La montée du niveau des mers s’accélère et ses conséquences dépassent désormais la seule question environnementale. Des centaines de millions de personnes, des infrastructures, des économies et même des patrimoines culturels sont exposés à des risques croissants.
Le niveau moyen des océans augmente à un rythme inédit sous l’effet du changement climatique. Entre 2014 et 2023, il a progressé en moyenne de 4,7 millimètres par an dans le monde, avant d’atteindre 5,9 millimètres en 2024.
Selon les projections, le niveau des mers pourrait augmenter d’environ 55 centimètres d’ici 2100 dans les scénarios les plus favorables. Dans les scénarios les plus pessimistes, la hausse pourrait dépasser un mètre et atteindre près de deux mètres si les émissions de gaz à effet de serre restent élevées.
Des millions de personnes exposées
La hausse du niveau des mers est principalement liée à la fonte des glaciers et des calottes glaciaires, mais aussi au réchauffement des océans. En absorbant une grande partie de l’excès de chaleur provoqué par le réchauffement climatique, les océans se dilatent et occupent davantage de volume.
Les zones côtières sont déjà fortement touchées. Environ 770 millions de personnes vivent dans des régions littorales de faible altitude particulièrement vulnérables.
La montée des eaux favorise notamment la salinisation des nappes phréatiques et des terres agricoles, augmente les risques d’inondation et menace des infrastructures essentielles comme les hôpitaux, les écoles et les réseaux d’assainissement.
Les secteurs de la pêche et du tourisme, essentiels pour de nombreuses économies côtières, sont également exposés à ces perturbations.
Un risque pour le patrimoine culturel
Les conséquences ne sont pas uniquement économiques ou matérielles. Les Nations unies alertent également sur la menace qui pèse sur des territoires ancestraux, des sites historiques et des traditions liées aux régions côtières.

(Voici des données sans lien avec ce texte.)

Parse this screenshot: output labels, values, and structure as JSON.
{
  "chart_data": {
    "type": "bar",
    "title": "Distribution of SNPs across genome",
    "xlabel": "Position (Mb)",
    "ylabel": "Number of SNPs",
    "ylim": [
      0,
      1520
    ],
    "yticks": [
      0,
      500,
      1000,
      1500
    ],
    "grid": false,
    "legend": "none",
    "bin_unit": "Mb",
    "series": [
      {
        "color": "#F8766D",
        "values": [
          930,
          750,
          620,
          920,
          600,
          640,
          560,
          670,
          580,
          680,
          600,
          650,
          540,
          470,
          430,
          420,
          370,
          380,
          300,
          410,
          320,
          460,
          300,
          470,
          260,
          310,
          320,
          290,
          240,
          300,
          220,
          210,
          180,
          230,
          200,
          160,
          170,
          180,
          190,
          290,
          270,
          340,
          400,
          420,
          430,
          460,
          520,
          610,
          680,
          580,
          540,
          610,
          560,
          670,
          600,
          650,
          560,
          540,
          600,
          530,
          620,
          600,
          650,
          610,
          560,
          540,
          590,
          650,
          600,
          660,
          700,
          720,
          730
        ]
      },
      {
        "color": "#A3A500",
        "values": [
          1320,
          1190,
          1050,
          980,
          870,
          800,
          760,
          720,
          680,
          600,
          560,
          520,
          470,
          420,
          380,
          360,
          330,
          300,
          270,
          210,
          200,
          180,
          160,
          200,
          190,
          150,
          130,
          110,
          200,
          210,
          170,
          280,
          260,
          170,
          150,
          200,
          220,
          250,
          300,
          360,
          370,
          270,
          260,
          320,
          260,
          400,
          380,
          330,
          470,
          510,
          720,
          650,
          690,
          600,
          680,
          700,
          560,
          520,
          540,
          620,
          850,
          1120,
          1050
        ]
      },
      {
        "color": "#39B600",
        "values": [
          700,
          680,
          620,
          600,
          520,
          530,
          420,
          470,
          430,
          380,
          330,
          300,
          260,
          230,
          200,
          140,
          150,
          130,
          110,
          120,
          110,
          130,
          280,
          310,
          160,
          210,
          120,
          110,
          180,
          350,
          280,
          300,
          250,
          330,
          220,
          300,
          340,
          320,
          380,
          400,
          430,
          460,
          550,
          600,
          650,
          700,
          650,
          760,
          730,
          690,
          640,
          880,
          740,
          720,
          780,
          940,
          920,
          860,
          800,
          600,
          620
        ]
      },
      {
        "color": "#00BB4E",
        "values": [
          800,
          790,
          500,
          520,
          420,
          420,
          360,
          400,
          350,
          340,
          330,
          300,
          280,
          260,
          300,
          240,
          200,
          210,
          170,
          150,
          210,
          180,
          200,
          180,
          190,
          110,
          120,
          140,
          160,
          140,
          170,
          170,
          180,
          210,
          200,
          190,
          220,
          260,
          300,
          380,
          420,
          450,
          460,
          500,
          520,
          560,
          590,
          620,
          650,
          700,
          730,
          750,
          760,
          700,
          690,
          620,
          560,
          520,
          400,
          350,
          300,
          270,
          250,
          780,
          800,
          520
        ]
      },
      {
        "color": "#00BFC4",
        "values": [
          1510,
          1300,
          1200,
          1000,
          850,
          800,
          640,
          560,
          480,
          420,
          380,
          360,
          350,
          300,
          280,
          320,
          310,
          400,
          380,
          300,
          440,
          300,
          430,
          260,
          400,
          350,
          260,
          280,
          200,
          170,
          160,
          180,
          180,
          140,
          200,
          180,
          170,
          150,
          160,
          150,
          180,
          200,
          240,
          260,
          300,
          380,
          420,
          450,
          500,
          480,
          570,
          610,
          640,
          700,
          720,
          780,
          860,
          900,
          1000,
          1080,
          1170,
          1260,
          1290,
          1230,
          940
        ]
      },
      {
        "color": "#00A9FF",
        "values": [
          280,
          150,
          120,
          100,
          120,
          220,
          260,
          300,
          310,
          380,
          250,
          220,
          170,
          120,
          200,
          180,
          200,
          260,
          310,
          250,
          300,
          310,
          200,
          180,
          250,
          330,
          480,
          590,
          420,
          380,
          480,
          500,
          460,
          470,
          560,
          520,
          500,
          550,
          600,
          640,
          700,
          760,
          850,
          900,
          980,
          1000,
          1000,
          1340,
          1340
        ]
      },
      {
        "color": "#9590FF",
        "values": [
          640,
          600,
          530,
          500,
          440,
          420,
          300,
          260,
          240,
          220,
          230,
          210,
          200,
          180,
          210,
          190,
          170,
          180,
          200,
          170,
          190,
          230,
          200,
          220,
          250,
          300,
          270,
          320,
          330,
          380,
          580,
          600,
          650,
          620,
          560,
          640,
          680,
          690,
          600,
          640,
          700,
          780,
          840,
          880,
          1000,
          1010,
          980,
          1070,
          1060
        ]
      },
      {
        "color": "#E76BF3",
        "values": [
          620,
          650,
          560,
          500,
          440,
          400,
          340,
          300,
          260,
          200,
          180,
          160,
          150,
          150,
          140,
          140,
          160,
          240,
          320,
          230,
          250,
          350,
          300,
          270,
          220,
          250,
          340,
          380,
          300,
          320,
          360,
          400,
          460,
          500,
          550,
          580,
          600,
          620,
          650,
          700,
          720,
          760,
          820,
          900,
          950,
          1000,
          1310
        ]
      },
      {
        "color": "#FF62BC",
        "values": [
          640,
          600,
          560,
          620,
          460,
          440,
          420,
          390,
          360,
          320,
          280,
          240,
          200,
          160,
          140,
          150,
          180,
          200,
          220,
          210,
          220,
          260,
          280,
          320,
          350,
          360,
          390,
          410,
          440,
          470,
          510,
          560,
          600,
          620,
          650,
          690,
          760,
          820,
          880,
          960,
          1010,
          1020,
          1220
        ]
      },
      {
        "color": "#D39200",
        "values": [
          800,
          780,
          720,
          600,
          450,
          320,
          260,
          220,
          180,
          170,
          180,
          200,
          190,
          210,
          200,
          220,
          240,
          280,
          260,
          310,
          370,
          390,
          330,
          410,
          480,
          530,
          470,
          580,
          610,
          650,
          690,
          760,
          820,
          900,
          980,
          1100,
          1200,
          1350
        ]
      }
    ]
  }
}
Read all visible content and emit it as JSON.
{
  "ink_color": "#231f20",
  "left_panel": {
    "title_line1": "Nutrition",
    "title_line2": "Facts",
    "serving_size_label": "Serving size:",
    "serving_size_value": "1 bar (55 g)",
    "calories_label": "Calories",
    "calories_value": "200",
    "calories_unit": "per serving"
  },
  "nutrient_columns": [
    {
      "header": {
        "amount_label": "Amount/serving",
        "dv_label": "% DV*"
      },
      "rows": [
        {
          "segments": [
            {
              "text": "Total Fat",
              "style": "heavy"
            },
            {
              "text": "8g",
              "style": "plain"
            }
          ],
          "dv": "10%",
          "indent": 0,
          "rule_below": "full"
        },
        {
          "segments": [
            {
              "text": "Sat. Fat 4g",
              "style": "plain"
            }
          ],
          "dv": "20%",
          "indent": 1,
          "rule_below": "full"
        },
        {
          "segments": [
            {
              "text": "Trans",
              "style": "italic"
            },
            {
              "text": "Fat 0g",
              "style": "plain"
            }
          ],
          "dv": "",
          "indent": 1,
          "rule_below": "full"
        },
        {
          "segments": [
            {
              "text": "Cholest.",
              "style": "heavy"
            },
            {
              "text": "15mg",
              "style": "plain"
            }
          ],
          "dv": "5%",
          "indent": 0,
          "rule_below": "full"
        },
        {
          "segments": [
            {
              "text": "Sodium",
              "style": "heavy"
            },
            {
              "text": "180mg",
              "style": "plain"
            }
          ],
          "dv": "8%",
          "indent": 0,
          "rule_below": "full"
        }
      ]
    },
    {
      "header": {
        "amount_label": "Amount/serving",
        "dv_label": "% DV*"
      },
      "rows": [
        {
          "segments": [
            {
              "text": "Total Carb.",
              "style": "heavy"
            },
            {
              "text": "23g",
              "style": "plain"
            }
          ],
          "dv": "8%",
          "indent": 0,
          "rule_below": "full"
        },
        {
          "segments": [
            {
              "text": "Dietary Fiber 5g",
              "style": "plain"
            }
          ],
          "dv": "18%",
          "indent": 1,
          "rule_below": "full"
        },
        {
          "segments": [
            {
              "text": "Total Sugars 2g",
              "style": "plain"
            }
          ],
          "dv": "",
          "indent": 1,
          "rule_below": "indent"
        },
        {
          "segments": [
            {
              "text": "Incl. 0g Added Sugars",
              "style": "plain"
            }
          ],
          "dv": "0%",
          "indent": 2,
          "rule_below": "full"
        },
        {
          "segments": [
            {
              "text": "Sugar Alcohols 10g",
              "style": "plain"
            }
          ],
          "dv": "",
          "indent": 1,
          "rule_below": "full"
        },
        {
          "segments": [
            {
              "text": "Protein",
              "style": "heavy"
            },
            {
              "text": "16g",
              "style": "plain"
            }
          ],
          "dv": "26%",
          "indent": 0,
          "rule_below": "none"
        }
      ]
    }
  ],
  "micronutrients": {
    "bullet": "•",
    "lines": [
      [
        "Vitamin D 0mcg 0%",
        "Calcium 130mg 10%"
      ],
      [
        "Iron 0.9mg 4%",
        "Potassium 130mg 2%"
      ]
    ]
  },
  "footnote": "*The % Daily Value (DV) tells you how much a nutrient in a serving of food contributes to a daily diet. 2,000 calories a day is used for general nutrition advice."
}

Pour certaines communautés insulaires et autochtones, la disparition des terres pourrait entraîner la perte d’une partie de leur identité, de leur mémoire collective et de leurs modes de vie.
Des coûts économiques considérables
Le coût de la montée des eaux est déjà très élevé. Les dommages enregistrés sur les infrastructures côtières dépassent 1.800 milliards de dollars.
Sans mesures d’adaptation suffisantes, les pertes économiques annuelles pourraient atteindre 1.400 milliards de dollars à l’échelle mondiale.
Les petits États insulaires en développement sont particulièrement vulnérables. Ils auraient subi environ 153 milliards de dollars de pertes entre 1970 et 2020.
Les grandes villes côtières sont également concernées. Des métropoles comme Dacca, Mumbai, Kolkata, Miami, New York ou Guangzhou doivent se préparer à des risques croissants liés aux inondations et à l’érosion côtière.
Le glacier Thwaites sous surveillance
En Antarctique, les scientifiques suivent notamment l’évolution du glacier Thwaites, l’un des plus grands glaciers de la région. Son éventuel effondrement pourrait contribuer de manière importante à l’élévation du niveau des mers.
Cette perspective renforce les inquiétudes concernant les conséquences à long terme du réchauffement climatique.
L’adaptation devient urgente
Face à ces risques, les Nations unies appellent à réduire rapidement l’utilisation des énergies fossiles afin de limiter le réchauffement climatique.
Elles recommandent également de renforcer les mesures d’adaptation, notamment les systèmes d’alerte précoce, les digues, la restauration des mangroves et des dunes côtières, ainsi que la relocalisation planifiée des populations vivant dans les zones les plus menacées.
La question du statut juridique des États et de leurs espaces maritimes en cas de submersion fait également partie des défis à venir.
Le financement reste toutefois un obstacle majeur. Les pays en développement auraient besoin de 310 à 365 milliards de dollars par an pour s’adapter au changement climatique. En 2023, les financements consacrés à l’adaptation n’ont atteint que 26 milliards de dollars.
Pour les Nations unies, réduire cet écart financier est désormais indispensable pour mieux protéger les populations, les territoires et les patrimoines menacés par la montée des océans.